Au fil d’une enquête au long cours, le New York Times décrit les relations d’Apple et de ses fournisseurs, remettant en cause l’apparente bonne volonté de la société américaine d’améliorer les conditions de travail des ouvriers chinois au profit d’une meilleure rentabilité.

Alors qu’Apple a annoncé en début de semaine des résultats financiers historiques, le plaçant à la tête d’une colossale fortune et de profits records, une enquête au long cours du New York Times (que nous vous encourageons à lire, bien qu’en anglais) vient ternir les efforts fait par la firme de Cupertino récemment pour redorer son blason.
En publiant, il y a une dizaine de jours et pour la première fois un rapport sur la responsabilité de ses fournisseurs, Apple entendait montrer qu’elle prenait au sérieux le respect des conditions de vie et de travail des dizaines de milliers d’ouvriers chinois qui travaillent pour elle. Avec au coeur de ce document, un engagement, si le fournisseur ne respecte pas les conditions édictées par Apple, la relation contractuelle est rompue.

Des engagements comme autant de lettres mortes ?

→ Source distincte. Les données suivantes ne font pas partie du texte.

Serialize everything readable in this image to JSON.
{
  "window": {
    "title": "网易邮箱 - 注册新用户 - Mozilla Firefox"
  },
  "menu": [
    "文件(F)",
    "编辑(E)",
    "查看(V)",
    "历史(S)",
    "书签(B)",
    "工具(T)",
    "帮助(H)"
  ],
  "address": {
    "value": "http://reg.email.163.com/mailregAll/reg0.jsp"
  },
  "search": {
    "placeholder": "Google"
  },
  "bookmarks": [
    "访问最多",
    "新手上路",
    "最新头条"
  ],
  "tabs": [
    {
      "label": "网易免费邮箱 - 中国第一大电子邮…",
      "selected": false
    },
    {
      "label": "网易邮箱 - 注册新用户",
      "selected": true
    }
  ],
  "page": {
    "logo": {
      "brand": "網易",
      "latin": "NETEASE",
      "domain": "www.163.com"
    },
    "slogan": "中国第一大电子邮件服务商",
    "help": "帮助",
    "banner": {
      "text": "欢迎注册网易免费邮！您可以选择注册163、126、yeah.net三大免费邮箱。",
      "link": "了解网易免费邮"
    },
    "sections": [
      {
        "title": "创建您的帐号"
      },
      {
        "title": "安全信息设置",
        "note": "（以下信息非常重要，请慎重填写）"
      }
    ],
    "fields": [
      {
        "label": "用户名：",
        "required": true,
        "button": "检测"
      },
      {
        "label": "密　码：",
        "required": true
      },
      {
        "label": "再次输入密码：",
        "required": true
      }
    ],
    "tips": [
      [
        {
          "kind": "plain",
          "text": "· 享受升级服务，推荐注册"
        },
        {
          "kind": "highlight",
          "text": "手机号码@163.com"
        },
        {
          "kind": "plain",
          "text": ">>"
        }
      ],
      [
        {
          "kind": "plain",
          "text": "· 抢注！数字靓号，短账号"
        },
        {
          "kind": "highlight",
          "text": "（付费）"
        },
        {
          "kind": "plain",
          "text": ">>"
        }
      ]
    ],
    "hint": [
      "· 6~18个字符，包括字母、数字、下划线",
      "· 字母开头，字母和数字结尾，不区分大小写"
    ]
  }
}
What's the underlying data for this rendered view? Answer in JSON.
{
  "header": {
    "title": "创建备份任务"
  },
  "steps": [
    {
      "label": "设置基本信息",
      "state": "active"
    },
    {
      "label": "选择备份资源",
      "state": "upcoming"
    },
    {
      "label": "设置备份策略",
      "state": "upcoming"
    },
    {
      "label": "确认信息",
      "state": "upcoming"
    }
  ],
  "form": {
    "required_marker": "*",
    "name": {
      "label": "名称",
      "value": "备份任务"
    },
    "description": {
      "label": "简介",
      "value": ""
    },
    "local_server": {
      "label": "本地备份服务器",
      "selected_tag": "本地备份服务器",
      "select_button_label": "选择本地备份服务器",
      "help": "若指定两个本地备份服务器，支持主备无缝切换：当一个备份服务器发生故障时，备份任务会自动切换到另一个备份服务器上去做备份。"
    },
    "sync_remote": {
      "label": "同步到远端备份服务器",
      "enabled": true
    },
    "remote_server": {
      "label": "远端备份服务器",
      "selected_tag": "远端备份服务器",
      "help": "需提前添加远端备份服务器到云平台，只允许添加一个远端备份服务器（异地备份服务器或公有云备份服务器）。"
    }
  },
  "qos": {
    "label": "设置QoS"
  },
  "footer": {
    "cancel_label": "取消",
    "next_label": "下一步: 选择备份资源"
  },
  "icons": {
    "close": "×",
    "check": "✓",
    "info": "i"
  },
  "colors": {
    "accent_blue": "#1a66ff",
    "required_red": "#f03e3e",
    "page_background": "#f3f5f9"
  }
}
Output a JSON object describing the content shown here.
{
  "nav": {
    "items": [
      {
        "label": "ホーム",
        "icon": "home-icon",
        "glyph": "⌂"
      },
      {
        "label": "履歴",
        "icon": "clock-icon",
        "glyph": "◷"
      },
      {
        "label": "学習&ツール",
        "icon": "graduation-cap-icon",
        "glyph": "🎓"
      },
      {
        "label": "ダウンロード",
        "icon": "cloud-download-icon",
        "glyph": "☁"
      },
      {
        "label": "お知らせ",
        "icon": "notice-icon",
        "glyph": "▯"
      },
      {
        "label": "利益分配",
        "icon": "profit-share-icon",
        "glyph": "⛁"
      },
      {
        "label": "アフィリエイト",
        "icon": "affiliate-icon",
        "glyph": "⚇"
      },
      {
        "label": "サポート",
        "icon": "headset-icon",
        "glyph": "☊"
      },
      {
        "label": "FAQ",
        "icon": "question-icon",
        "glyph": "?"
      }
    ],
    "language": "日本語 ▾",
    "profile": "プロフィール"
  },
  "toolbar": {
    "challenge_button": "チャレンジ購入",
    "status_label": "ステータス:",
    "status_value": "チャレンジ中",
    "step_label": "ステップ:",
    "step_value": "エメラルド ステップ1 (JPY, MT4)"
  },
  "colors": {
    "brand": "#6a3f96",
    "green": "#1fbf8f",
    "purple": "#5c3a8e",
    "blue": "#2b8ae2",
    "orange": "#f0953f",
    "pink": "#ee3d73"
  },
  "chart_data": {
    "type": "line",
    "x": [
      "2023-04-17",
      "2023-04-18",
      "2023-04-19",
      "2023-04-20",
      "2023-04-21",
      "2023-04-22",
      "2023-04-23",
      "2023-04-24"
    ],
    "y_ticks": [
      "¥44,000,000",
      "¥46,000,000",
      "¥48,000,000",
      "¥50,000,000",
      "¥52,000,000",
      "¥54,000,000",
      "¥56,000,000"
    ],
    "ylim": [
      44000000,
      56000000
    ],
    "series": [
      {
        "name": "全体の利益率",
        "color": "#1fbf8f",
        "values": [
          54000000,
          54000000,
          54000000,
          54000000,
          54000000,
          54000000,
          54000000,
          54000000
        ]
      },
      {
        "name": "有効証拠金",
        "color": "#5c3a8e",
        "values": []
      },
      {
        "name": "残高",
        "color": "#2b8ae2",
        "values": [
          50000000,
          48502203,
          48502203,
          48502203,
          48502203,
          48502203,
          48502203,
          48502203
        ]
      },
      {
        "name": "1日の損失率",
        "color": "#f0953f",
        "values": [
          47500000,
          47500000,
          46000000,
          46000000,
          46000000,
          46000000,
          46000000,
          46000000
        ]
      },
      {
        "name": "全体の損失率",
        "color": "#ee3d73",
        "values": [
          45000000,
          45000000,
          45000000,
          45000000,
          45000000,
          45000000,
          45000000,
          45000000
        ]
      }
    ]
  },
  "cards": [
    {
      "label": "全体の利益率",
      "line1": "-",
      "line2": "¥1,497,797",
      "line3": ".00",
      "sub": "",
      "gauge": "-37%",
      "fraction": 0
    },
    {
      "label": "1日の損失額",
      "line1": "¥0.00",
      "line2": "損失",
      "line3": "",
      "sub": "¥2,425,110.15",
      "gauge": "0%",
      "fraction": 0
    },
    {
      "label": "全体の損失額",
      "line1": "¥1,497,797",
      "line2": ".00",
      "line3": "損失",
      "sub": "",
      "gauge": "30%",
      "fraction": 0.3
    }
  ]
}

L’article du New York Times dresse un portrait beaucoup plus mitigé, en clair obscur de la relation entre Apple et ses fournisseurs. Ainsi, plus de la moitié des contractants d’Apple auraient enfreint les règles de son code de conduite. Et la rupture du contrat après violation des engagements est intervenue dans moins de 15 % des cas. Dans les autres cas, la parole du fournisseur déclarant qu’il allait corriger l’erreur dans les plus brefs délais semble avoir suffi.
Dans un même esprit, Apple s’engageait dans son document à faire en sorte d’éviter les horaires infernaux, les heures supplémentaires trop nombreuses, sauf en cas de besoin de production massive, comme au lancement d’un produit. En l’occurrence, le New York Times parle d’ouvriers qui travaillent parfois sept jours sur sept, au-delà d’horaires humainement supportables, et dormant dans des dortoirs bondés, saturés.

Pressurisation

Apple n’est pas forcément toujours mis au courant de ce qui se passe dans les usines de ses fournisseurs et la société américaine est, dans une certaine mesure, elle aussi, prise au piège de la production de masse, puisque seule la Chine a la capacité de fournir assez de main-d’œuvre qualifiée à un même endroit pour assouvir les besoins de fabrication de ses produits.
Pour autant, les journalistes du New York Times pointent du doigt la politique d’Apple en matière de marge. « La seule manière de faire de l’argent quand on travaille pour Apple est de trouver un moyen de faire les choses de manière plus efficace et moins chère », déclarait au New York Times un dirigeant d’une société qui a travaillé à la fabrication de l’iPad. « Et ensuite, ils reviennent l’année suivante et réduisent les coûts de 10 % », ajoutait-il.
Autant dire que de telles conditions entraînent la mise en place d’un cercle vicieux : « Vous pouvez fixer toutes les règles que vous désirez, mais elles ne seront d’aucune utilité tant que vous ne laisserez par les fournisseurs faire assez de profits pour bien traiter leur main-d’œuvre », disait au New York Times, un ancien dirigeant d’Apple, « si vous réduisez les marges, vous les forcez à rogner sur la sécurité », puisqu’ils ne peuvent pas rogner sur la qualité des matériaux trouvés dans les produits finis. S’il est vrai que beaucoup d’entreprises américaines font fabriquer leurs produits dans ces cités-usines, il semblerait que la concurrence laisse un peu plus de marge à ses fournisseurs.

Porte de sortie ?

Pour autant pour la BSR, organisation à but non lucratif dont l’objectif est d’améliorer le travail dans le monde, « Apple est une société qui fait de très gros efforts pour que les conditions de travail au fil de sa chaîne de fournisseurs respectent les lois applicables, ses propres exigences et les attentes de ses clients ». L’impression née de la lecture de cette enquête, qu’il est impossible de concilier : profits records, coûts abordables pour l’utilisateur final et conditions viables pour les ouvriers, prend alors horriblement corps.
Si on aime à croire qu’Apple fait en sorte d’améliorer les choses, comme tendent à le montrer ses récents efforts et son adhésion à Fair Labor Association, on a peine à penser que les choses vont foncièrement changer tant que Cupertino ne se montrera pas plus ferme et moins avide. En effet, malgré les exigences financières et de résultats draconiennes imposées par Apple, les usines chinoises se disputent ses faveurs comme dans un remake glaçant d’un Germinal futuriste.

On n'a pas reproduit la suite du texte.